Cyclopicina longifurcata

Scientific classification
- Domain: Eukaryota
- Kingdom: Animalia
- Phylum: Arthropoda
- Class: Copepoda
- Order: Cyclopoida
- Family: Cyclopicinidae
- Genus: Cyclopicina
- Species: C. longifurcata
- Binomial name: Cyclopicina longifurcata (Scott, 1901)

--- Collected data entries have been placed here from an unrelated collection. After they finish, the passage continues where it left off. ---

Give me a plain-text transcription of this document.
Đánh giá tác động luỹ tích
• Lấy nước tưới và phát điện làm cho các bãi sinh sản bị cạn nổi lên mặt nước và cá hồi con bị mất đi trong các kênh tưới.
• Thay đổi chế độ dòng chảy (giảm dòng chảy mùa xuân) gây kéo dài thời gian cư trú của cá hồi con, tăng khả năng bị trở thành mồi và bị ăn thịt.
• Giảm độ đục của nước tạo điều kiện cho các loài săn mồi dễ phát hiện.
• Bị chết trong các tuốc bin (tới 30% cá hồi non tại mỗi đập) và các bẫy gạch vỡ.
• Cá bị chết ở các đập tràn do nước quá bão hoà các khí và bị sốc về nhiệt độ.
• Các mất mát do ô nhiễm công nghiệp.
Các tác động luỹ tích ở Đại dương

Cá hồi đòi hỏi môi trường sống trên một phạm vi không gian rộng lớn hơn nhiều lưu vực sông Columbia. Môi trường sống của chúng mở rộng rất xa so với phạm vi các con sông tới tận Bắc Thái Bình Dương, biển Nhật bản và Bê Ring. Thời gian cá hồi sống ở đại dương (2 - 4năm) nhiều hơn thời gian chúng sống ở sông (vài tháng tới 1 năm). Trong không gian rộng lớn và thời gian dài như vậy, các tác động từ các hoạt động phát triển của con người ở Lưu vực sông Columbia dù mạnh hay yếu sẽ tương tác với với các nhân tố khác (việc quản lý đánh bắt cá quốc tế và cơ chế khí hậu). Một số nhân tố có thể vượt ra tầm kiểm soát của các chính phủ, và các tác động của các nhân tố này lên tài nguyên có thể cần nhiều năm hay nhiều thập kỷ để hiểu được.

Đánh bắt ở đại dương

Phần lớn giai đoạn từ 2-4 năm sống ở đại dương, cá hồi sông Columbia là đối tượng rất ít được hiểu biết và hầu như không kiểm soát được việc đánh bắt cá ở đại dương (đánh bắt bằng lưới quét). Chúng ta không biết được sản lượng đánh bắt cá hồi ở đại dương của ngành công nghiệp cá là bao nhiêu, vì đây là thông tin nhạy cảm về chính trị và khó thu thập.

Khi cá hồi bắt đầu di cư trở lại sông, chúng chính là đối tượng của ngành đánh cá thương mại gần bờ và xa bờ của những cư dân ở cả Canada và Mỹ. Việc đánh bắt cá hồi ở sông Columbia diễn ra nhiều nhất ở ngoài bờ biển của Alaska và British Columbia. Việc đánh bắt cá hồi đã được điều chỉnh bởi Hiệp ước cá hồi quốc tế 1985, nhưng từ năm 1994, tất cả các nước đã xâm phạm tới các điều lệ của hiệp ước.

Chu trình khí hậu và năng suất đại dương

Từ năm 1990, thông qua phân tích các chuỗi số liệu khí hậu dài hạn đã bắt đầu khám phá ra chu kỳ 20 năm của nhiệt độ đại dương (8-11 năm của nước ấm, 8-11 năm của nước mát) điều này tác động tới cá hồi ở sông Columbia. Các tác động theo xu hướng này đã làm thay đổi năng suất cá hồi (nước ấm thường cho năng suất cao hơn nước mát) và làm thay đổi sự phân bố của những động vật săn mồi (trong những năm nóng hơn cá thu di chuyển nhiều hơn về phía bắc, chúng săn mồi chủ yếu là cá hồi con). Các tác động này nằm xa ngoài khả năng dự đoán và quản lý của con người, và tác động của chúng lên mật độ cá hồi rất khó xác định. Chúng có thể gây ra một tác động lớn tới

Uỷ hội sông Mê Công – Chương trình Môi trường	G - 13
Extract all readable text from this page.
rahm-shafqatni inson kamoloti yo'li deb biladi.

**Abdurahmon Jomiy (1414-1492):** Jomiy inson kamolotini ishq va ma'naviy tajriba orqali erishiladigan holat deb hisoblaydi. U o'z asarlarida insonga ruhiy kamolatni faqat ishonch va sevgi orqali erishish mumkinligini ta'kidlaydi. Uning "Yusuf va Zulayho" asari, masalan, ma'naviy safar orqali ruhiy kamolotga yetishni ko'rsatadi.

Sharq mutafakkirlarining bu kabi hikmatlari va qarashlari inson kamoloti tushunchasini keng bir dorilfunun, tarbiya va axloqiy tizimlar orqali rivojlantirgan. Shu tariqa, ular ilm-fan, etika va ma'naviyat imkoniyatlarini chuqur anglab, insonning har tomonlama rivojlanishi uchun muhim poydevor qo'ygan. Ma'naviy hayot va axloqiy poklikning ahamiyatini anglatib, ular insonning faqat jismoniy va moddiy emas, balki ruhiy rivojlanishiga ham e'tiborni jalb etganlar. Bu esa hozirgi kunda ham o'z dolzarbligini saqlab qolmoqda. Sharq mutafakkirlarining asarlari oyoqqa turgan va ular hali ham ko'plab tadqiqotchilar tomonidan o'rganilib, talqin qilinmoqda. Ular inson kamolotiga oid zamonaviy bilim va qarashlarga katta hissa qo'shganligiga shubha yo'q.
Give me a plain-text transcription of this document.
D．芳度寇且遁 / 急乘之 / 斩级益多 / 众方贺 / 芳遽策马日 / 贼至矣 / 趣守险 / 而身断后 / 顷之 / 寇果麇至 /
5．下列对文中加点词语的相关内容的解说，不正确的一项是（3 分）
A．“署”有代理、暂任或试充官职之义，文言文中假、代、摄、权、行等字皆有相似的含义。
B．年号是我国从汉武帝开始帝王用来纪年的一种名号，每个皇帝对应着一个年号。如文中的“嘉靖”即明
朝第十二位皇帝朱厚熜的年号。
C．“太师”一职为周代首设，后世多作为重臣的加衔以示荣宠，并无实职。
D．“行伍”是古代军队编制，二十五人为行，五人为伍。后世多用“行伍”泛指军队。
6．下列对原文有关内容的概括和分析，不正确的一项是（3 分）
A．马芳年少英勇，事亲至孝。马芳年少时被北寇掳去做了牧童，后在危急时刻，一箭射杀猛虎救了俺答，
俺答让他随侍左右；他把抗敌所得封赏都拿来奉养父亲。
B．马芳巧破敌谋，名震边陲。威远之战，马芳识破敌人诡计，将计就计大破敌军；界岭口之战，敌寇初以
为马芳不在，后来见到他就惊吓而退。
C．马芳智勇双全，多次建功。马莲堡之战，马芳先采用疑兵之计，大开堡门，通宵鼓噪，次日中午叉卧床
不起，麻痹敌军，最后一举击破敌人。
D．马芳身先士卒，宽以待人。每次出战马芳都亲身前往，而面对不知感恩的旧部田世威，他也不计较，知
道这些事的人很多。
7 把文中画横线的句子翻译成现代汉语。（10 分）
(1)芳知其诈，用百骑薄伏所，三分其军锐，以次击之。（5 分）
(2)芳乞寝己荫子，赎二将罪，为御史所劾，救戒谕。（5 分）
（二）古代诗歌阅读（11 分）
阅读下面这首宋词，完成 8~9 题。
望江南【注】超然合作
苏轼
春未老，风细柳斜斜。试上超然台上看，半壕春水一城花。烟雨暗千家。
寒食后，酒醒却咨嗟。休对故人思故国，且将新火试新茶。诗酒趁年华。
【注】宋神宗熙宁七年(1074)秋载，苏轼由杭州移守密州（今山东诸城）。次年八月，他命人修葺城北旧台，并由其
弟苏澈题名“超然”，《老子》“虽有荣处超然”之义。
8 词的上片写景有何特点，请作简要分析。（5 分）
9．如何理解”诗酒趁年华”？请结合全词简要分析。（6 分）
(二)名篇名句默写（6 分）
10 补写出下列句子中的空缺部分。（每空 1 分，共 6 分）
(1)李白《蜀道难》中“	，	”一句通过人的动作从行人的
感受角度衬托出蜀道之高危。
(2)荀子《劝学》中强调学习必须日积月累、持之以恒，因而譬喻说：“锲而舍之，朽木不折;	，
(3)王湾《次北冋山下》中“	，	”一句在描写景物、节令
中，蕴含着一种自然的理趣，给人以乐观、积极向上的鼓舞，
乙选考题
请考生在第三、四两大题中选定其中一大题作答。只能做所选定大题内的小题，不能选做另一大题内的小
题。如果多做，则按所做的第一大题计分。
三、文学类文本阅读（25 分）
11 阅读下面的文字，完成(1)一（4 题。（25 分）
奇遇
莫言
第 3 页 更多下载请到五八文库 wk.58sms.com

= Cyclopicina longifurcata =

- Genus: Cyclopicina
- Species: longifurcata
- Authority: (Scott, 1901)

Species of copepod

Cyclopicina longifurcata is a species of copepod belonging to the family Cyclopicinidae. It was first described by Thomas Scott in 1901. This species is part of the order Cyclopoida, a group of small crustaceans commonly found in marine and freshwater habitats.

== Description ==
This species is characterized by its elongated furca (tail-like structure), which is a distinctive feature within its genus. Like other copepods, Cyclopicina longifurcata plays a role in aquatic ecosystems as part of the zooplankton community.

== Distribution ==
Cyclopicina longifurcata has been recorded in various marine environments. Observations have been noted in different ocean regions, including the North Atlantic and the Indian Ocean.